Federal, State and local governments are not affected by the law. Also, the law does not apply to tests given by the Federal Government to certain private individuals engaged in national security-related activities.
The Act permits polygraph (a kind of lie detector) tests to be administered in the private sector, subject to restrictions, to certain prospective employees of security service firms (armored car, alarm, and guard), and of pharmaceutical manufacturers, distributors and dispensers.
The Act also permits polygraph testing, subject to restrictions, of certain employees of private firms who are reasonably suspected of involvement in a workplace incident (theft, embezzlement, etc.) that resulted in economic loss to the employer.
The law does not preempt any provision of any State or local law or any collective bargaining agreement which is more restrictive with respect to lie detector tests.
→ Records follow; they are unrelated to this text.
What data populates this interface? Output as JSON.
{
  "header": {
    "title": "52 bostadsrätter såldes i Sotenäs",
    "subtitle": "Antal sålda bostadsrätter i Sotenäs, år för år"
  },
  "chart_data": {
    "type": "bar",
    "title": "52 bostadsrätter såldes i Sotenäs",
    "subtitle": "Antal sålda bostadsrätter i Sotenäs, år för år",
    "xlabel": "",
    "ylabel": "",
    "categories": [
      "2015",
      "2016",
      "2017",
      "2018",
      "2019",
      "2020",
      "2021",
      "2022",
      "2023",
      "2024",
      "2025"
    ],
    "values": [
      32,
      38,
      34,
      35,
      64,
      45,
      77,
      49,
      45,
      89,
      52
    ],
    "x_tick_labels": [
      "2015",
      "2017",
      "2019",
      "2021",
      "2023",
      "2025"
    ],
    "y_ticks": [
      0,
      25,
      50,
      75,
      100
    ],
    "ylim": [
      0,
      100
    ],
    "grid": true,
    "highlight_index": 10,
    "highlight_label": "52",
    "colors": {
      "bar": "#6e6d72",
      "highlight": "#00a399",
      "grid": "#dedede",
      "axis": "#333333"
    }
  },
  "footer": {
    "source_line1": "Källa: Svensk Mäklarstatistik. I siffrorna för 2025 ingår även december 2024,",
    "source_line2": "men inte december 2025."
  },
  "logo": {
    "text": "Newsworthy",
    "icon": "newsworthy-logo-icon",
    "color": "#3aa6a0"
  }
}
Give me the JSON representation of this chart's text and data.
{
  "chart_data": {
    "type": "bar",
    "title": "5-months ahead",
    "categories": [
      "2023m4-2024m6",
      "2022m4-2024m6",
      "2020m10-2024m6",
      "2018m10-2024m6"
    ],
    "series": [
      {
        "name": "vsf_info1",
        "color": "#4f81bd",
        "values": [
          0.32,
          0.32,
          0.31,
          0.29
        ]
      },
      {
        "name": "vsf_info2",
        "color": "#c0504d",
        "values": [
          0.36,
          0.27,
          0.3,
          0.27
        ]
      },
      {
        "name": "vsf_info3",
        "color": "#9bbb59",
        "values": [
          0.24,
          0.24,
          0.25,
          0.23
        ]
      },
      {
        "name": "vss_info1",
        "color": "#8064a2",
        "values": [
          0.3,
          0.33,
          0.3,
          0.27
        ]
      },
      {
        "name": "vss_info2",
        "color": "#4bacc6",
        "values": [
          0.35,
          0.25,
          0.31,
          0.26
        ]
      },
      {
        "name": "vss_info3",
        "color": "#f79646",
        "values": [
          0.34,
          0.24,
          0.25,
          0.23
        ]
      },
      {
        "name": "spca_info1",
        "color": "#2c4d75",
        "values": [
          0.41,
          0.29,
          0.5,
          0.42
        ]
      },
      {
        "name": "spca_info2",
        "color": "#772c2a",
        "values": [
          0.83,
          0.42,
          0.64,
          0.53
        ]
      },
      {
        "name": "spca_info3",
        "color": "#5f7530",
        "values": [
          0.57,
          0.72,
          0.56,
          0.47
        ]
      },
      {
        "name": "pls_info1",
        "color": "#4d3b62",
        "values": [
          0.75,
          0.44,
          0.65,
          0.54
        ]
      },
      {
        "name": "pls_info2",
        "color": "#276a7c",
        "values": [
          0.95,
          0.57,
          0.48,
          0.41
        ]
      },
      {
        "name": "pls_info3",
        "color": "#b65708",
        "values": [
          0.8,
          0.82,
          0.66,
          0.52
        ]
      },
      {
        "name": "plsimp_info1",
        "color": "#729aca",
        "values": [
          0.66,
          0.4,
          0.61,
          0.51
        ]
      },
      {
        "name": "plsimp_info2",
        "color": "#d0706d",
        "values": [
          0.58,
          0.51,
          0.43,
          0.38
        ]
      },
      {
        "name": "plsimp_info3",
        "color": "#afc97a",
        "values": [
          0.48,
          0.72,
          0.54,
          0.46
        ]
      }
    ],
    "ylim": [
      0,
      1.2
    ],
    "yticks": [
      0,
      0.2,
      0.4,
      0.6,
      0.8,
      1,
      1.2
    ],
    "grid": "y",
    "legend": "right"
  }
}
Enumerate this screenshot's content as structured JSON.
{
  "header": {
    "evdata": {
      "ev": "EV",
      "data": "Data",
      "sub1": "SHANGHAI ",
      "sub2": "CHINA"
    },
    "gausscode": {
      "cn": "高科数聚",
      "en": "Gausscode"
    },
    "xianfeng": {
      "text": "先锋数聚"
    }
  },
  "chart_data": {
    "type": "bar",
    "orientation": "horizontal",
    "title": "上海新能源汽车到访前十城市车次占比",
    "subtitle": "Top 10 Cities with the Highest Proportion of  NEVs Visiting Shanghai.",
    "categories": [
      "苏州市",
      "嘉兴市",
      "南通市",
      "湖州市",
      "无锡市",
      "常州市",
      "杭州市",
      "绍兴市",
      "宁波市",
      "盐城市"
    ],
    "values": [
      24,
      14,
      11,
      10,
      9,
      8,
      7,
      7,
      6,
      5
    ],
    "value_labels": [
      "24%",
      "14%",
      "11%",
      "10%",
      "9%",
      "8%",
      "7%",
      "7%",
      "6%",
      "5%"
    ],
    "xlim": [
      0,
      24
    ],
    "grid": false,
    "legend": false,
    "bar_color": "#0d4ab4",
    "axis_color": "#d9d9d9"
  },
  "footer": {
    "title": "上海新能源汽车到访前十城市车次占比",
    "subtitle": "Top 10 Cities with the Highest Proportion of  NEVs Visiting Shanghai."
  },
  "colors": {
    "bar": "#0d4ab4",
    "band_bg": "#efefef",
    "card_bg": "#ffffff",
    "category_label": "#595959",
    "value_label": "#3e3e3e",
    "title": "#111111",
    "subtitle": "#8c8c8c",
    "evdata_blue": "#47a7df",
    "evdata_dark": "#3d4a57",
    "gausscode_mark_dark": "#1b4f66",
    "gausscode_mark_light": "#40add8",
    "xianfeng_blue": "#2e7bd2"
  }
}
Where polygraph tests are permitted, they are subject to numerous strict standards concerning the conduct and length of the test. Examinees have a number of specific rights, including the right to a written notice before testing, the right to refuse or discontinue a test, and the right not to have test results disclosed to unauthorized persons.
The Secretary of Labor may bring court actions to restrain violations and assess civil penalties against violators. Employees or job applicants may also bring their own court actions.